Впрочем, останавливаться у лавок и вести отчаянный торг по обычаям восточного базара отнюдь не возбраняется. А торгуют на Палкхоре всем, что может понадобиться тибетцу, что производят здешние ремесленники, скотоводы, земледельцы. Священные книги, отпечатанные с досок в лхасских монастырях. Серебряные украшения из Шигатзе. Ковры из Гьянтзе. Кинжалы в чеканных ножнах из Дэгэ. Бронзовые фигурки Будды, портреты далай-ламы и костяные четки. И здесь же желтеет то, что куда больше, чем трехведерные золотые лампады Поталы, воплощает собой в Тибете мерило богатства – круги ячьего масла. А вот и сами яки. В соседнем переулке караванщики из дальних кочевий ждут для них покупателей.
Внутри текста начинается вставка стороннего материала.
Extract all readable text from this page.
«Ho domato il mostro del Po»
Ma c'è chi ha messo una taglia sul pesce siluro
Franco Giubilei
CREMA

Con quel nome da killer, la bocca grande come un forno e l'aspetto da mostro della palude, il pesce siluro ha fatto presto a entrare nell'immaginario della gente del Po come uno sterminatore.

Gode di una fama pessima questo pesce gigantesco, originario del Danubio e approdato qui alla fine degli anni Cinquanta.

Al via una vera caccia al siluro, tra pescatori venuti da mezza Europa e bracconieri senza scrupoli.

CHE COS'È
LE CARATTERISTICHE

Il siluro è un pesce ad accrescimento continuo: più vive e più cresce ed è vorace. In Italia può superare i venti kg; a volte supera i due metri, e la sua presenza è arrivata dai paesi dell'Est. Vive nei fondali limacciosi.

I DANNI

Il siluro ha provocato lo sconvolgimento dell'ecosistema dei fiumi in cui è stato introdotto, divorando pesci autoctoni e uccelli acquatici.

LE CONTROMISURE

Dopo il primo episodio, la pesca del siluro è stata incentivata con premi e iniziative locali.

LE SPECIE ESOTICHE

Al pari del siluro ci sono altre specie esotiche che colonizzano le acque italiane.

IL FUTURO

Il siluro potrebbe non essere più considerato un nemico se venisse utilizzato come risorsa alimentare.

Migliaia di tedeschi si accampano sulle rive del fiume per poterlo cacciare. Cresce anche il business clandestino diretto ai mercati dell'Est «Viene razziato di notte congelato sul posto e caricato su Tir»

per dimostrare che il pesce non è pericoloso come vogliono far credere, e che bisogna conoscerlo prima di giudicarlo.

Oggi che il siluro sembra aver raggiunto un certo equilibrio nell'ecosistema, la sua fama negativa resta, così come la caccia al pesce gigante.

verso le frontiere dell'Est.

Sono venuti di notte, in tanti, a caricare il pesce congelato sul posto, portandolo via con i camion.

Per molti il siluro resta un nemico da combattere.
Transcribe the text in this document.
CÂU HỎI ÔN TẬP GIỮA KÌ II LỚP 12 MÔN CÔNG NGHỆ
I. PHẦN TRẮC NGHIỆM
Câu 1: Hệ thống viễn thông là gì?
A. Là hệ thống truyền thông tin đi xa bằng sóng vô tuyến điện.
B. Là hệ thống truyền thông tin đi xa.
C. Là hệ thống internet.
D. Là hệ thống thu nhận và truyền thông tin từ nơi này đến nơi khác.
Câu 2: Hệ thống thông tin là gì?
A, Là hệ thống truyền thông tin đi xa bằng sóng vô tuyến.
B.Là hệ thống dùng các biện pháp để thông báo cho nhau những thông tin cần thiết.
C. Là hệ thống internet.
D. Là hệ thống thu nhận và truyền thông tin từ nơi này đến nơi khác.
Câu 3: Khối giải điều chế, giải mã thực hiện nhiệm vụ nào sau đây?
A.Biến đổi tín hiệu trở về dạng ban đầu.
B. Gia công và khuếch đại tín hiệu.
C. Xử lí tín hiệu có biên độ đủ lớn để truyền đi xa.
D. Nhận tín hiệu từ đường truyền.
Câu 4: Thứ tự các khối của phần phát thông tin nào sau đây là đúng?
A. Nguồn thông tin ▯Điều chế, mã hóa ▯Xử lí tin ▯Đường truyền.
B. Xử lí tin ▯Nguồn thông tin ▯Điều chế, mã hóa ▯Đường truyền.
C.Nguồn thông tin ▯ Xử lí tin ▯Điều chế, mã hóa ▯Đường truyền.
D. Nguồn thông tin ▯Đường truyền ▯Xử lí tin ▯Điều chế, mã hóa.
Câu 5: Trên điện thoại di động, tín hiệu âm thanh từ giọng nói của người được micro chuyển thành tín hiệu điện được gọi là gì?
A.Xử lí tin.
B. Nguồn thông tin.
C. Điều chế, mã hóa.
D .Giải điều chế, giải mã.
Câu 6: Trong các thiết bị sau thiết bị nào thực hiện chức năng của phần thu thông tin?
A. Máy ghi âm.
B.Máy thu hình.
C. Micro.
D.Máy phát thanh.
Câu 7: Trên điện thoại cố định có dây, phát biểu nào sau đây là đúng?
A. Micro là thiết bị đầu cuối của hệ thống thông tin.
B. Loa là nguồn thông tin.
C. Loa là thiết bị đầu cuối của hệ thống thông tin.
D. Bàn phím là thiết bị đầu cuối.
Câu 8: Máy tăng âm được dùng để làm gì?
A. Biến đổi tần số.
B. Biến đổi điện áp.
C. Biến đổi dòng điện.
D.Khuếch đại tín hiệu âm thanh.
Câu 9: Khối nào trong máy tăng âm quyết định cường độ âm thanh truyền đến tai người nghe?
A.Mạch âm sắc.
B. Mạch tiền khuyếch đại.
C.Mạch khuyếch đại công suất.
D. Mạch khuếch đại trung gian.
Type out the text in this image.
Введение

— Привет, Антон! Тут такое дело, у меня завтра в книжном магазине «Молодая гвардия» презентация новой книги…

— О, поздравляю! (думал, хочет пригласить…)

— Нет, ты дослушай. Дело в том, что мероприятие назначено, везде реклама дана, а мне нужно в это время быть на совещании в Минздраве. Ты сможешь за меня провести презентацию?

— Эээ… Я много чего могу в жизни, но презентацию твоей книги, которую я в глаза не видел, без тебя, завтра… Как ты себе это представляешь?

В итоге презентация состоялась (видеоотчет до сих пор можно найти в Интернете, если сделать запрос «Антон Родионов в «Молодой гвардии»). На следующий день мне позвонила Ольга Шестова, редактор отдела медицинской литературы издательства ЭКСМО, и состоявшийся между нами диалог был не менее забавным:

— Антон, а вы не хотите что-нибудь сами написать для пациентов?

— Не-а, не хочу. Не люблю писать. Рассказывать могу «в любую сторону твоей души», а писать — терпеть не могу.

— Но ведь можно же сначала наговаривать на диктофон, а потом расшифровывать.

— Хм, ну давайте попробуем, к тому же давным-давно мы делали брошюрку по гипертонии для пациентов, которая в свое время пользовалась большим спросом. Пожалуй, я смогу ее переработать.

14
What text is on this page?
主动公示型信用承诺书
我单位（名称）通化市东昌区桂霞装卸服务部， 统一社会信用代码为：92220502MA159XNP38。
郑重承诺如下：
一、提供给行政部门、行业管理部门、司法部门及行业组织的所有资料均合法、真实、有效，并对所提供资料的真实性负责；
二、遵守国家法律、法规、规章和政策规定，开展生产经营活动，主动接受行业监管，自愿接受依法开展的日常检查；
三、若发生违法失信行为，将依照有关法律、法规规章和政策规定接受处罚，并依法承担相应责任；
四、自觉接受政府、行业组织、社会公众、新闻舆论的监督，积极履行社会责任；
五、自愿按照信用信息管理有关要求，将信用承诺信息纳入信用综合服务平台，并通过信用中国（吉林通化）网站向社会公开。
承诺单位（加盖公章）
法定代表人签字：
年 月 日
Як, если его описать в двух словах, – это медведь с головой коровы и хвостом лошади. Нельзя представить себе жизнь тибетца без этого животного. Испокон веков як был главным транспортным средством, ибо грузы перевозились только вьюками. Тибетский земледелец пашет на яках свое поле, а потом пускает по нему борону из ячьих рогов. Ячье молоко и мясо служат главной пищей скотоводов. Даже кости яка хранят на черный день под слоем камней: из них можно потом сварить суп. Из ячьей шерсти вьют веревки, ткут полотнища для палаток. А как прожить в Тибете без аргала, лепешек сухого ячьего навоза, смешанного с соломой, – единственного топлива в этом краю!

На аргале кипятят часуйму – кирпичный чай с маслом и солью, который согревает и подкрепляет, а заодно смазывает пересохшие губы. Часуймой же, в свою очередь, заваривают цзамбу, заменяющую тибетцам хлеб. Насыпают в деревянную чашку горсть муки из прожаренного ячменя, подливают чаю, размешивают пальцами это крутое рассыпчатое тесто и едят его сырым. Тепло тут настолько драгоценно, что печь хлеб или лепешки оказалось бы для жителя нагорья неразрешимой задачей.

Национальная одежда тибетцев – чуба – шьется из домотканого сукна или овчины. Может быть, отсюда и пришло к нам через монголов слово «шуба»? Как и японское кимоно, тибетская чуба кроится с большим запасом по ширине и длине. Она, стало быть, годится для человека любого роста и комплекции. Подпоясываясь, тибетец подтягивает полы чубы до колен. Так что выше талии образуется большой напуск, где можно хранить все, что может понадобиться в течение дня: миску для часуймы, огниво, четки, кинжал.

Особенности высокогорья с его температурными контрастами выработали и своеобразный способ носить чубу. Днем тибетец обычно снимает ее с правого плеча, закинув пустой рукав за спину. В пылу работы может высвободить и обе руки. Но подул ветер – и одежда, чтобы закрыться от холода, у горца всегда под руками в самом прямом смысле слова.

Суровой природой высочайшего в мире нагорья порождены и многие другие своеобразные черты образа жизни его обитателей. Тибет, к примеру, – это край, где нет ни кладбищ, ни отдельных могил. Исключение – надгробный курган царя Сронцзан Гамбо и нескольких его потомков. Забальзамированные мощи покойных далай-лам и панчен-лам хранятся в золотых ступах, украшающих молельные залы ламаистских святилищ. В остальных же случаях похороны в Тибете означают не «предание земле», а «предание небу». В окрестностях Лхасы, неподалеку от монастыря Сера, мне показали огромный валун, где совершается это таинство.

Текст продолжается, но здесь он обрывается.